Des centaines d'hommes de Boko Haram ont envahi samedi pendant quelques heures Gombe, capitale régionale dans le nord-est du Nigeria, une nouvelle humiliation pour le président Goodluk Jonathan qui appelle à l'aide les Etats-Unis avant les élections générales reportées à fin mars.
Aveu de son impuissance, le président Jonathan, candidat à sa succession, a demandé l'aide des Américains pour combattre le groupe islamiste dans un entretien vendredi au Wall Street Journal. "(Les Américains) sont nos amis. Si le Nigeria a un problème, et bien j'attends des Etats-Unis qu'ils viennent nous aider", a-t-il dit.
S'adressant le même jour à des diplomates à Abuja, il avait pourtant répété que le report des scrutins au 28 mars permettrait aux forces de sécurité de se débarrasser de Boko Haram ou, au moins, de le déloger des Etats de Borno, Yobe et Adamawa (nord-est), les plus affectés par les attaques islamistes.
Des assurances formulées auparavant par plusieurs autorités, fondant également leurs espoirs sur la coalition régionale anti-Boko Haram: le Nigeria et ses pays limitrophes - Tchad, Niger, Cameroun et Bénin - se sont accordés le 7 février pour mobiliser 8.700 hommes dans une force militaire régionale contre le groupe islamiste.
Samedi vers 09H00 locales (08H00 GMT), des centaines d'islamistes ont fait irruption dans la ville de Gombe - même nom que l'Etat - à bord d'une trentaine de pick-up et sur plusieurs motocyclettes, en tirant à l'arme lourde et en distribuant des tracts appelant les populations à ne pas aller voter, ont affirmé à l'AFP plusieurs résidents joints depuis Kano (nord).
Ils ont progressé jusqu'au coeur de la cité, sans rencontrer de résistance des forces habituellement présentes sur place. La ville a été survolée par un avion militaire, qui n'a cependant tenté aucune riposte contre les islamistes, ont affirmé les témoins.
En début d'après-midi, les islamistes se sont retirés de Gombe, sans avoir livré de combats, ont assuré des témoins.
Cette démonstration de force jusqu'au coeur d'une capitale régionale, proche du centre du pays, confirme l'expansion militaire des islamistes qui agissent dans un périmère de plus en plus étendu.
"Ils étaient tous vêtus de tenues militaires.

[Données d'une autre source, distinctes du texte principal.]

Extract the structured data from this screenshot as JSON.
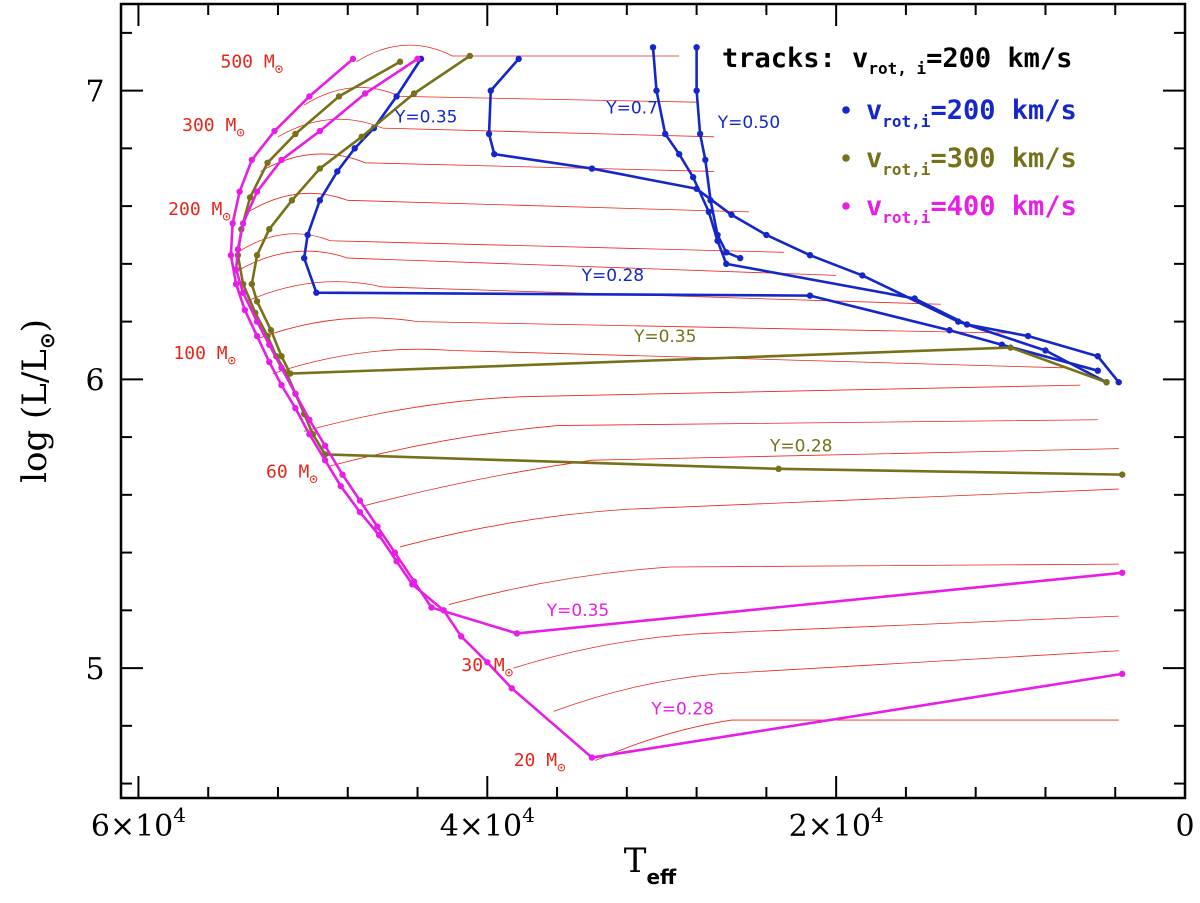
{
  "chart_data": {
    "type": "line",
    "xlabel": "T",
    "xlabel_sub": "eff",
    "ylabel": "log (L/L",
    "ylabel_sun": "⊙",
    "ylabel_close": ")",
    "xlim": [
      61000,
      0
    ],
    "ylim": [
      4.55,
      7.3
    ],
    "x_ticks": [
      {
        "value": 60000,
        "label": "6×10",
        "exp": "4"
      },
      {
        "value": 40000,
        "label": "4×10",
        "exp": "4"
      },
      {
        "value": 20000,
        "label": "2×10",
        "exp": "4"
      },
      {
        "value": 0,
        "label": "0",
        "exp": ""
      }
    ],
    "x_minor_step": 4000,
    "y_ticks": [
      {
        "value": 5,
        "label": "5"
      },
      {
        "value": 6,
        "label": "6"
      },
      {
        "value": 7,
        "label": "7"
      }
    ],
    "y_minor_step": 0.2,
    "colors": {
      "tracks": "#e8251b",
      "v200": "#1527c9",
      "v300": "#76711a",
      "v400": "#e61ee6"
    },
    "legend": {
      "title": {
        "prefix": "tracks: v",
        "sub": "rot, i",
        "suffix": "=200 km/s"
      },
      "entries": [
        {
          "symbol": "•",
          "prefix": "v",
          "sub": "rot,i",
          "suffix": "=200 km/s",
          "color": "#1527c9"
        },
        {
          "symbol": "•",
          "prefix": "v",
          "sub": "rot,i",
          "suffix": "=300 km/s",
          "color": "#76711a"
        },
        {
          "symbol": "•",
          "prefix": "v",
          "sub": "rot,i",
          "suffix": "=400 km/s",
          "color": "#e61ee6"
        }
      ]
    },
    "mass_labels": [
      {
        "text": "500 M",
        "sun": "⊙",
        "x": 53500,
        "y": 7.08
      },
      {
        "text": "300 M",
        "sun": "⊙",
        "x": 55700,
        "y": 6.86
      },
      {
        "text": "200 M",
        "sun": "⊙",
        "x": 56500,
        "y": 6.57
      },
      {
        "text": "100 M",
        "sun": "⊙",
        "x": 56200,
        "y": 6.07
      },
      {
        "text": "60 M",
        "sun": "⊙",
        "x": 51200,
        "y": 5.66
      },
      {
        "text": "30 M",
        "sun": "⊙",
        "x": 40000,
        "y": 4.99
      },
      {
        "text": "20 M",
        "sun": "⊙",
        "x": 37000,
        "y": 4.66
      }
    ],
    "tracks": [
      {
        "mass": 20,
        "zams": [
          33800,
          4.68
        ],
        "tams": [
          26000,
          4.82
        ],
        "end": [
          3800,
          4.82
        ]
      },
      {
        "mass": 25,
        "zams": [
          36200,
          4.85
        ],
        "tams": [
          26800,
          4.98
        ],
        "end": [
          3800,
          5.06
        ]
      },
      {
        "mass": 30,
        "zams": [
          38500,
          5.0
        ],
        "tams": [
          27500,
          5.12
        ],
        "end": [
          3800,
          5.18
        ]
      },
      {
        "mass": 40,
        "zams": [
          42200,
          5.22
        ],
        "tams": [
          29500,
          5.35
        ],
        "end": [
          3800,
          5.36
        ]
      },
      {
        "mass": 50,
        "zams": [
          45000,
          5.42
        ],
        "tams": [
          32000,
          5.55
        ],
        "end": [
          3800,
          5.62
        ]
      },
      {
        "mass": 60,
        "zams": [
          47200,
          5.56
        ],
        "tams": [
          34000,
          5.72
        ],
        "end": [
          3800,
          5.76
        ]
      },
      {
        "mass": 70,
        "zams": [
          49000,
          5.7
        ],
        "tams": [
          36000,
          5.84
        ],
        "end": [
          5000,
          5.86
        ]
      },
      {
        "mass": 80,
        "zams": [
          50500,
          5.82
        ],
        "tams": [
          38000,
          5.94
        ],
        "end": [
          6000,
          5.98
        ]
      },
      {
        "mass": 100,
        "zams": [
          52300,
          6.02
        ],
        "tams": [
          42000,
          6.1
        ],
        "end": [
          7000,
          6.04
        ]
      },
      {
        "mass": 120,
        "zams": [
          53200,
          6.14
        ],
        "tams": [
          44000,
          6.2
        ],
        "end": [
          10000,
          6.16
        ]
      },
      {
        "mass": 150,
        "zams": [
          53800,
          6.27
        ],
        "tams": [
          46000,
          6.32
        ],
        "end": [
          14000,
          6.26
        ]
      },
      {
        "mass": 180,
        "zams": [
          54200,
          6.38
        ],
        "tams": [
          48000,
          6.42
        ],
        "end": [
          20000,
          6.36
        ]
      },
      {
        "mass": 200,
        "zams": [
          54300,
          6.44
        ],
        "tams": [
          49000,
          6.48
        ],
        "end": [
          23000,
          6.44
        ]
      },
      {
        "mass": 250,
        "zams": [
          53700,
          6.58
        ],
        "tams": [
          48000,
          6.62
        ],
        "end": [
          25000,
          6.58
        ]
      },
      {
        "mass": 300,
        "zams": [
          53000,
          6.72
        ],
        "tams": [
          47000,
          6.75
        ],
        "end": [
          27000,
          6.72
        ]
      },
      {
        "mass": 350,
        "zams": [
          52000,
          6.84
        ],
        "tams": [
          46000,
          6.87
        ],
        "end": [
          27000,
          6.84
        ]
      },
      {
        "mass": 400,
        "zams": [
          50500,
          6.95
        ],
        "tams": [
          45000,
          6.98
        ],
        "end": [
          28000,
          6.96
        ]
      },
      {
        "mass": 500,
        "zams": [
          47500,
          7.1
        ],
        "tams": [
          42000,
          7.12
        ],
        "end": [
          29000,
          7.12
        ]
      }
    ],
    "series": [
      {
        "name": "v_rot,i=200 km/s, Y=0.35",
        "color": "#1527c9",
        "points": [
          [
            38200,
            7.11
          ],
          [
            39800,
            7.0
          ],
          [
            39900,
            6.85
          ],
          [
            39600,
            6.78
          ],
          [
            34000,
            6.73
          ],
          [
            28000,
            6.66
          ],
          [
            26000,
            6.57
          ],
          [
            24000,
            6.5
          ],
          [
            21500,
            6.43
          ],
          [
            18500,
            6.36
          ],
          [
            13000,
            6.2
          ],
          [
            8000,
            6.1
          ],
          [
            4500,
            5.99
          ]
        ]
      },
      {
        "name": "v_rot,i=200 km/s, Y=0.50",
        "color": "#1527c9",
        "points": [
          [
            28000,
            7.15
          ],
          [
            28000,
            7.0
          ],
          [
            27800,
            6.85
          ],
          [
            27500,
            6.76
          ],
          [
            27200,
            6.62
          ],
          [
            26800,
            6.5
          ],
          [
            26300,
            6.44
          ],
          [
            25500,
            6.42
          ]
        ]
      },
      {
        "name": "v_rot,i=200 km/s, Y=0.7",
        "color": "#1527c9",
        "points": [
          [
            30500,
            7.15
          ],
          [
            30300,
            7.0
          ],
          [
            29800,
            6.85
          ],
          [
            29000,
            6.78
          ],
          [
            28200,
            6.7
          ],
          [
            27300,
            6.58
          ],
          [
            26800,
            6.48
          ],
          [
            26300,
            6.4
          ],
          [
            15500,
            6.28
          ],
          [
            12500,
            6.19
          ],
          [
            9000,
            6.15
          ],
          [
            5000,
            6.08
          ],
          [
            3800,
            5.99
          ]
        ]
      },
      {
        "name": "v_rot,i=200 km/s, Y=0.28",
        "color": "#1527c9",
        "points": [
          [
            43800,
            7.11
          ],
          [
            45200,
            6.98
          ],
          [
            46500,
            6.87
          ],
          [
            47600,
            6.8
          ],
          [
            48600,
            6.72
          ],
          [
            49600,
            6.62
          ],
          [
            50300,
            6.5
          ],
          [
            50500,
            6.42
          ],
          [
            49800,
            6.3
          ],
          [
            21500,
            6.29
          ],
          [
            13500,
            6.17
          ],
          [
            10500,
            6.12
          ],
          [
            5000,
            6.03
          ]
        ]
      },
      {
        "name": "v_rot,i=300 km/s, Y=0.28 (upper)",
        "color": "#76711a",
        "points": [
          [
            41000,
            7.12
          ],
          [
            44200,
            6.99
          ],
          [
            47200,
            6.84
          ],
          [
            49600,
            6.73
          ],
          [
            51200,
            6.62
          ],
          [
            52500,
            6.52
          ],
          [
            53200,
            6.43
          ],
          [
            53500,
            6.33
          ],
          [
            53200,
            6.27
          ],
          [
            52400,
            6.17
          ],
          [
            51800,
            6.08
          ],
          [
            51300,
            6.02
          ],
          [
            10000,
            6.11
          ],
          [
            4500,
            5.99
          ]
        ]
      },
      {
        "name": "v_rot,i=300 km/s, lower",
        "color": "#76711a",
        "points": [
          [
            45000,
            7.1
          ],
          [
            48500,
            6.98
          ],
          [
            51000,
            6.85
          ],
          [
            52600,
            6.75
          ],
          [
            53600,
            6.63
          ],
          [
            54100,
            6.52
          ],
          [
            54300,
            6.43
          ],
          [
            54000,
            6.33
          ],
          [
            53300,
            6.23
          ],
          [
            52600,
            6.15
          ],
          [
            52100,
            6.08
          ],
          [
            51500,
            6.02
          ],
          [
            51000,
            5.95
          ],
          [
            50500,
            5.88
          ],
          [
            50000,
            5.81
          ],
          [
            49300,
            5.74
          ],
          [
            23300,
            5.69
          ],
          [
            3600,
            5.67
          ]
        ]
      },
      {
        "name": "v_rot,i=400 km/s (upper)",
        "color": "#e61ee6",
        "points": [
          [
            44000,
            7.11
          ],
          [
            47000,
            6.99
          ],
          [
            49600,
            6.86
          ],
          [
            51800,
            6.76
          ],
          [
            53200,
            6.65
          ],
          [
            54000,
            6.54
          ],
          [
            54300,
            6.45
          ],
          [
            54400,
            6.38
          ],
          [
            54000,
            6.3
          ],
          [
            53200,
            6.2
          ],
          [
            52500,
            6.12
          ],
          [
            51800,
            6.04
          ],
          [
            51000,
            5.95
          ],
          [
            50200,
            5.86
          ],
          [
            49300,
            5.77
          ],
          [
            48300,
            5.67
          ],
          [
            47300,
            5.58
          ],
          [
            46300,
            5.49
          ],
          [
            45300,
            5.4
          ],
          [
            44200,
            5.3
          ],
          [
            43200,
            5.21
          ],
          [
            38300,
            5.12
          ],
          [
            3600,
            5.33
          ]
        ]
      },
      {
        "name": "v_rot,i=400 km/s (lower)",
        "color": "#e61ee6",
        "points": [
          [
            47700,
            7.11
          ],
          [
            50200,
            6.98
          ],
          [
            52200,
            6.86
          ],
          [
            53500,
            6.76
          ],
          [
            54200,
            6.65
          ],
          [
            54600,
            6.54
          ],
          [
            54700,
            6.43
          ],
          [
            54400,
            6.33
          ],
          [
            53900,
            6.24
          ],
          [
            53200,
            6.15
          ],
          [
            52500,
            6.06
          ],
          [
            51800,
            5.98
          ],
          [
            51000,
            5.9
          ],
          [
            50200,
            5.81
          ],
          [
            49300,
            5.72
          ],
          [
            48400,
            5.63
          ],
          [
            47300,
            5.54
          ],
          [
            46200,
            5.46
          ],
          [
            45200,
            5.37
          ],
          [
            44300,
            5.29
          ],
          [
            42500,
            5.2
          ],
          [
            41500,
            5.11
          ],
          [
            40000,
            5.02
          ],
          [
            38600,
            4.93
          ],
          [
            34000,
            4.69
          ],
          [
            3600,
            4.98
          ]
        ]
      }
    ],
    "iso_labels": [
      {
        "text": "Y=0.35",
        "x": 43500,
        "y": 6.89,
        "color": "#1527c9"
      },
      {
        "text": "Y=0.7",
        "x": 31700,
        "y": 6.92,
        "color": "#1527c9"
      },
      {
        "text": "Y=0.50",
        "x": 25000,
        "y": 6.87,
        "color": "#1527c9"
      },
      {
        "text": "Y=0.28",
        "x": 32800,
        "y": 6.34,
        "color": "#1527c9"
      },
      {
        "text": "Y=0.35",
        "x": 29800,
        "y": 6.13,
        "color": "#76711a"
      },
      {
        "text": "Y=0.28",
        "x": 22000,
        "y": 5.75,
        "color": "#76711a"
      },
      {
        "text": "Y=0.35",
        "x": 34800,
        "y": 5.18,
        "color": "#e61ee6"
      },
      {
        "text": "Y=0.28",
        "x": 28800,
        "y": 4.84,
        "color": "#e61ee6"
      }
    ]
  }
}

Ils ont quitté la ville de leur propre gré" en direction "de la ville de Dakin-Kowa" à une quarantaine de km de là, a affirmé un des résidents de Gombe, Bello Jatau.
A la suite de cette incursion, le gouverneur de l'Etat de Gombe, Ibrahim Dankwambo, a décrété un couvre-feu de 24 heures sur tout le territoire relevant de son autorité, a indiqué à l'AFP son porte-parole, Ayuba Aluke.

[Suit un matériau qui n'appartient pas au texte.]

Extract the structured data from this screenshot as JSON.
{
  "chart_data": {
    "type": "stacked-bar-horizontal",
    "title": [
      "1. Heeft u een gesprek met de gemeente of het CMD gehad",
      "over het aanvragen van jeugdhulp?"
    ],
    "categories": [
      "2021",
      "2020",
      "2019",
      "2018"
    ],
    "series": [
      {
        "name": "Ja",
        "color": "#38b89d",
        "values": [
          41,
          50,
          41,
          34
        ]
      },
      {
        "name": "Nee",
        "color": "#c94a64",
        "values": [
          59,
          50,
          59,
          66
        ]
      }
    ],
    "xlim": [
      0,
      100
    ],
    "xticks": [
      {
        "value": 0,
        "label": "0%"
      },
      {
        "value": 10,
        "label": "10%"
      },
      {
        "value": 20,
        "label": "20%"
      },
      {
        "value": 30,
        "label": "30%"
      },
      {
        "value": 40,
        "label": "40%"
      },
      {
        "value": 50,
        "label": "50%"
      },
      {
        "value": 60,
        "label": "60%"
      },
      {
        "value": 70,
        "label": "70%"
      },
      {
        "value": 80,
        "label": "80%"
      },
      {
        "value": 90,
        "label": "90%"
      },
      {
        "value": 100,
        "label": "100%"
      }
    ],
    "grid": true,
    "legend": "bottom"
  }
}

En vertu de cette mesure, "les résidents doivent rester chez eux" jusqu'à la levée du couvre-feu, pour ne pas gêner "les forces de sécurité qui travaillent à restaurer la loi et l'ordre dans la ville", a ajouté M. Aluke.
- Appel au boycott électoral -
L'incursion samedi dans Gombe est la plus importante de Boko Haram dans cette ville de plusieurs centaines de milliers d'habitants, visée à plusieurs reprises par le groupe.
Le 2 février, Goodluck Jonathan, en campagne électorale, avait échappé à un attentat-suicide à la sortie d'un meeting dans un stade de la cité, l'explosion s'étant produite quelques minutes après son départ des lieux.
Selon des résidents, les islamistes ont aussi lancé samedi à Gombe des tracts appelant les gens à ne pas voter aux présidentielle, législatives et sénatoriales du 28 mars, qui devraient être suivies deux semaines plus tard, le 11 avril, d'élections des gouverneurs et des Assemblées des 36 Etats composant la fédération.
"Quiconque se réclame de l'islam doit s'éloigner des bureaux de vote, parce que nous allons attaquer les bureaux", est-il écrit sur un de ces tracts en langue haoussa, l'une des langues parlée au Nigeria.
Depuis six ans, cette insurrection et sa répression ont fait plus de 13.000 morts et 1,5 million de déplacés au Nigeria.
L'invasion de Gombe est le dernier développement d'une série d'opérations que Boko Haram a multipliées ces derniers jours, incluant des attaques contre le Cameroun, le Niger et la Tchad, pays voisins qui organisent une mobilisation régionale contre lui.